Polymer nach Anspruch 11, dadurch gekennzeichnet. dass weitere Struktureinheiten vorliegen, ausgewählt aus Einheiten, welche die Lochinjektions- und/oder Lochtransporteigenschaften aufweisen. Einheiten, welche die Elektroneninjektions- und/oder Elektronentransporteigenschaften aufweisen, Einheiten, welche Elektrophosphoreszenz zeigen, Einheiten, welche den Übergang vom Singulett- zum Triplettzustand verbessern.

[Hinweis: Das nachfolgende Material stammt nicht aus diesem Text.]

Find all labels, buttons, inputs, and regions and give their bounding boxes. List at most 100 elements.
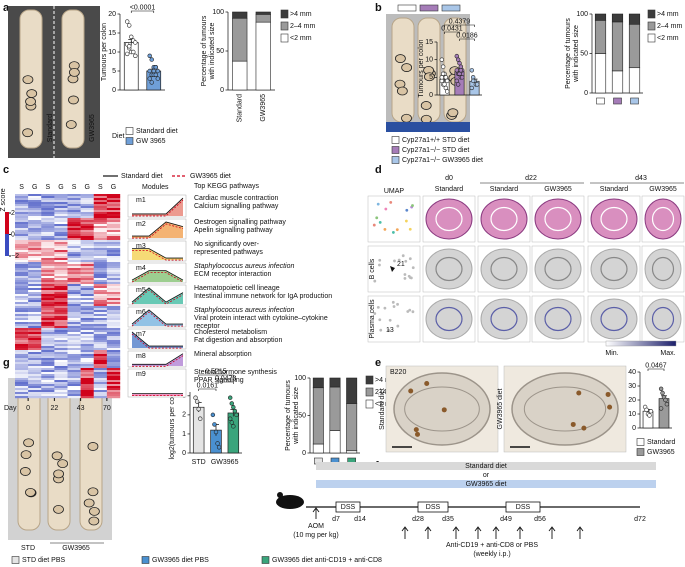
heatmap-cell (28, 326, 42, 329)
heatmap-cell (67, 308, 81, 311)
heatmap-cell (41, 312, 55, 315)
heatmap-cell (67, 292, 81, 295)
heatmap-cell (106, 336, 121, 339)
heatmap-cell (28, 316, 42, 319)
legend-label: Standard diet (121, 173, 163, 180)
heatmap-cell (106, 288, 121, 291)
zscore-label: Z score (0, 188, 7, 211)
panel-label: c (3, 164, 9, 176)
heatmap-cell (67, 374, 81, 377)
heatmap-cell (67, 204, 81, 207)
heatmap-cell (54, 298, 68, 301)
heatmap-cell (15, 380, 29, 383)
heatmap-cell (106, 290, 121, 293)
heatmap-cell (54, 282, 68, 285)
zscore-bar-lo (5, 234, 9, 256)
heatmap-cell (93, 216, 108, 219)
data-point (455, 57, 461, 62)
heatmap-cell (28, 312, 42, 315)
umap-dot (408, 257, 412, 261)
heatmap-cell (106, 302, 121, 305)
heatmap-cell (106, 232, 121, 235)
heatmap-cell (80, 334, 94, 337)
heatmap-cell (93, 370, 108, 373)
heatmap-cell (54, 388, 68, 391)
heatmap-cell (67, 242, 81, 245)
heatmap-cell (54, 290, 68, 293)
heatmap-cell (93, 352, 108, 355)
heatmap-cell (106, 324, 121, 327)
heatmap-cell (106, 330, 121, 333)
tumour (68, 95, 79, 105)
heatmap-cell (15, 300, 29, 303)
legend-label: Cyp27a1+/+ STD diet (402, 137, 469, 144)
data-point (454, 78, 459, 84)
subcolumn-label: Standard (600, 186, 629, 193)
heatmap-cell (28, 310, 42, 313)
heatmap-cell (54, 284, 68, 287)
column-label: d43 (635, 175, 647, 182)
heatmap-cell (28, 344, 42, 347)
heatmap-cell (15, 238, 29, 241)
module-trend (131, 311, 183, 327)
umap-dot (389, 200, 393, 204)
photo-label: Standard (47, 114, 54, 143)
heatmap-cell (15, 396, 29, 399)
y-tick-label: 2 (182, 412, 186, 419)
heatmap-cell (54, 268, 68, 271)
y-axis-label: Percentage of tumours (565, 18, 572, 89)
heatmap-cell (93, 290, 108, 293)
heatmap-cell (106, 268, 121, 271)
heatmap-cell (15, 276, 29, 279)
bar-segment (312, 387, 324, 445)
data-point (458, 64, 464, 69)
heatmap-cell (80, 300, 94, 303)
heatmap-cell (28, 238, 42, 241)
heatmap-cell (15, 384, 29, 387)
heatmap-cell (54, 302, 68, 305)
heatmap-cell (67, 394, 81, 397)
heatmap-cell (106, 368, 121, 371)
legend-label: GW 3965 (136, 138, 166, 145)
heatmap-cell (80, 240, 94, 243)
panel-label: d (375, 164, 382, 176)
p-value: 0.0431 (441, 25, 463, 32)
data-point (196, 406, 201, 412)
heatmap-cell (15, 354, 29, 357)
heatmap-cell (54, 242, 68, 245)
heatmap-cell (41, 396, 55, 399)
heatmap-cell (106, 228, 121, 231)
heatmap-cell (67, 294, 81, 297)
heatmap-cell (67, 198, 81, 201)
bar-segment (628, 23, 641, 69)
heatmap-cell (93, 328, 108, 331)
heatmap-cell (93, 340, 108, 343)
bar-segment (329, 430, 341, 454)
heatmap-cell (93, 196, 108, 199)
heatmap-cell (28, 272, 42, 275)
umap-dot (405, 208, 409, 212)
y-tick-label: 0 (182, 450, 186, 457)
heatmap-cell (67, 212, 81, 215)
heatmap-cell (93, 226, 108, 229)
heatmap-cell (106, 318, 121, 321)
tissue-inner (490, 206, 518, 232)
heatmap-cell (106, 376, 121, 379)
treatment-arrow (492, 526, 500, 539)
heatmap-cell (93, 374, 108, 377)
heatmap-cell (54, 354, 68, 357)
pathway: ECM receptor interaction (194, 271, 272, 278)
data-point (440, 71, 446, 77)
heatmap-cell (80, 272, 94, 275)
legend-label: Standard diet (136, 128, 178, 135)
heatmap-cell (106, 312, 121, 315)
significance-bracket (444, 24, 475, 27)
heatmap-cell (41, 218, 55, 221)
heatmap-cell (93, 218, 108, 221)
heatmap-cell (54, 328, 68, 331)
heatmap-cell (67, 346, 81, 349)
zscore-tick-label: 2 (11, 210, 15, 217)
data-point (457, 60, 462, 66)
heatmap-cell (54, 212, 68, 215)
heatmap-cell (80, 226, 94, 229)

Einheiten. welche die Emissionsfarbe der resultierenden Polymere beeinflussen, Einheiten, welche als Backbone verwendet werden und Einheiten, welche die Filmmorphologie und/oder die rheologischen Eigenschaften des Polymers beeinflussen.
Verwendung eines Polymers nach Anspruch 11 oder 12 in einer elektronischen Vorrichtung.
Elektronische Vorrichtung, bevorzugt ausgewählt aus der Gruppe bestehend aus organischen Elektrolumineszenzvorrichtungen (OLEDs, PLEDs), organischen integrierten Schaltungen (O-ICs), organischen Feld-Effekt-Transistoren (O-FETs), organischen Dünnfilmtransistoren (O-TFTs), organischen lichtemittierenden Transistoren (O-LETs), organischen Solarzellen (O-SCs), organischen optischen Detektoren, organischen Photorezeptoren, organischen Feld-Quench-Devices (O-FQDs), lichtemittierenden elektrochemischen Zellen (LECs) oder organischen Laserdioden (O-Laser), enthaltend in mindestens einer Schicht mindestens ein Polymer nach Anspruch 11 oder 12.
Organische Elektrolumineszenzvorrichtung nach Anspruch 14. dadurch gekennzeichnet, dass das Polymer nach Anspruch 11 oder 12 in einer emittierenden Schicht als Reinsubstanz oder in Mischung mit einem oder mehreren weiteren Polymeren oder niedermolekularen Verbindungen eingesetzt werden.
Verfahren zur Herstellung einer elekronischen Vorrichtung nach Anspruch 14 oder 15, dadurch gekennzeichnet, dass die Verbindung nach einem oder mehreren der Ansprüche 1 bis 9, gegebenenfalls zusammen mit weiteren Monomeren, als Schicht aufgetragen wird und in der Schicht der elektronischen Vorrichtung polymerisiert und/oder vernetzt wird oder dass die Verbindung nach einem oder mehreren der Ansprüche 1 bis 9, gegebenenfalls zusammen mit weiteren Monomeren, polymerisiert wird und dieses Polymer aus Lösung oder mit einem Druckverfahren als Schicht aufgebracht wird.